FIRST, THE SECURITY OF PACKAGED ASSETS, SUCH AS LRT, CANNOT BE COMPARED TO THE ORIGINAL ASSETS, AND THE LENDING PLATFORM DOES NOT EMBROIL THE TWO EQUALLY AS COLLATERAL

Second, L0 loses part of the cross-chain market in the follow-up, and multiple assets, such as usde, usd0, are already stopping the L0 cross-chain, and perhaps even business recovery will make it difficult to restore credibility。

Thirdly, the collapse of the AAVE gold and the re-entry of the security of the large-scale lending market into the whale examination phase, with each additional mortgage asset increasing equally the risk of the original mortgage asset, a natural injustice to the original asset, and the trend towards V4 and modularization of the lending product, which is likely to accelerate. Borrowing operations are chosen instead of lending platforms or curator, but the cost of such operations is increasing。
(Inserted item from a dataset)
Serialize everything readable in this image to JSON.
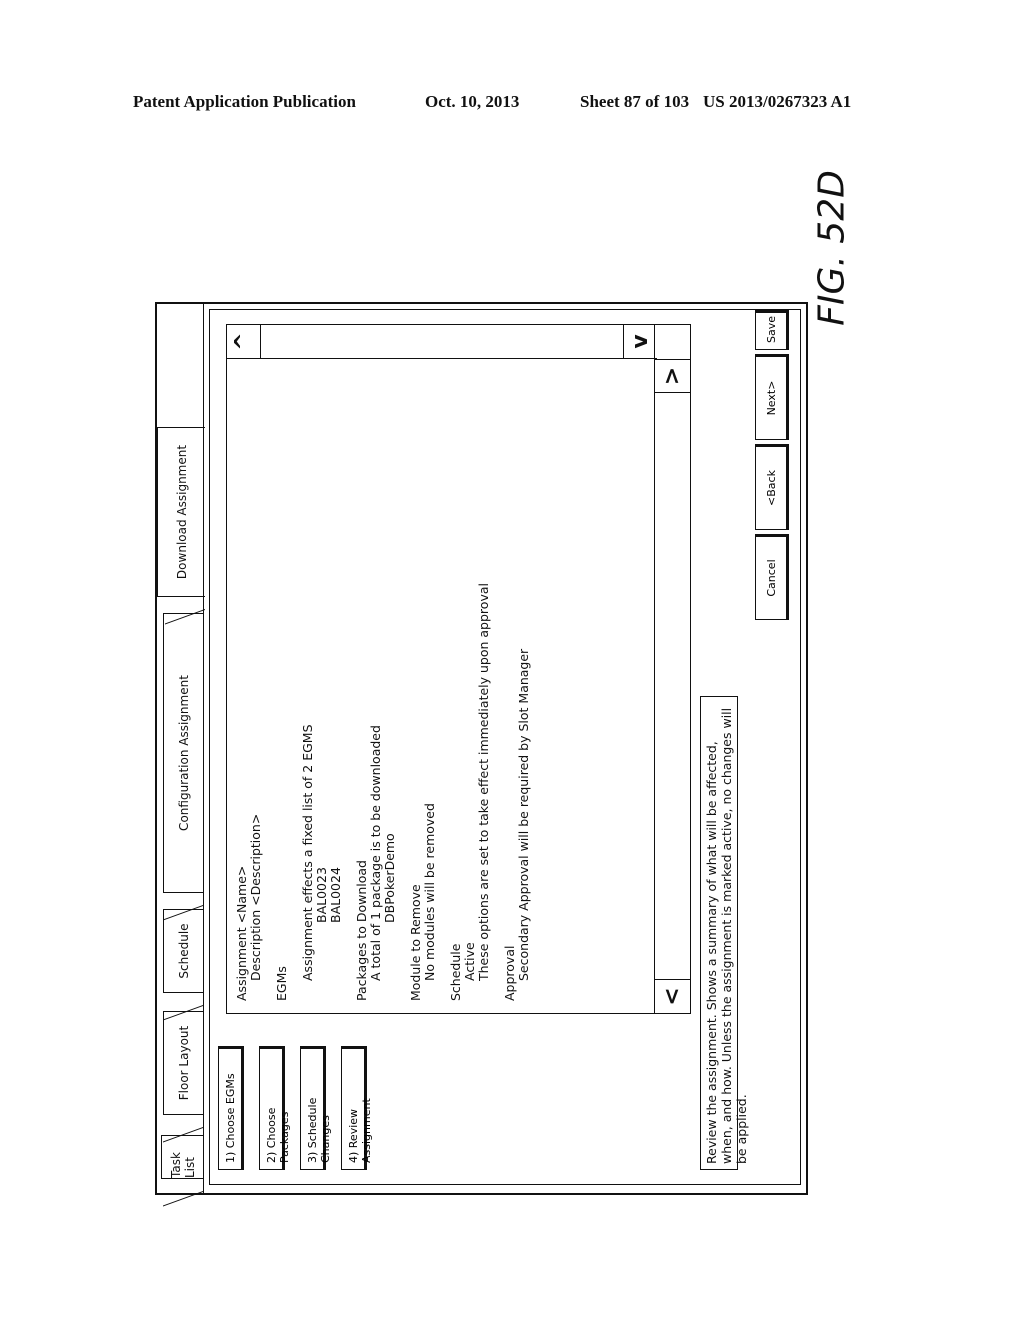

Fourth, the tvl acquisition cost of L2 will be further increased, and now the tvl level will further flow back to L1.

Fifthly, Defi stopped extending the route and returned to a conservative security model, further preventing the scanning of Anthropic Mythos。

From Drift to Kelp DAO, the two major security incidents in a short period of time have shown that DeFi's “tied-up” financial structure, causing a systemic collapse at any one point, will suddenly evolve into an industry-wide liquidity squeeze. In the past, this view existed mainly in theory, and most of the impact of security incidents has remained on individual agreements, which is happening in a tragic way。

This is not only a trial of cross-chain agreements and lending agreements, but also a major blow to user confidence。

“No more Defi, only original ETH, no pledge or deposit, no interest. "Celebrated KOL laolu says。

"Get out of Defi first. It's too dangerous. This time, the fractured bones are bigger than Drift/Cowswap's..."and the famous DeFi investor Dovey Wang shares the same view。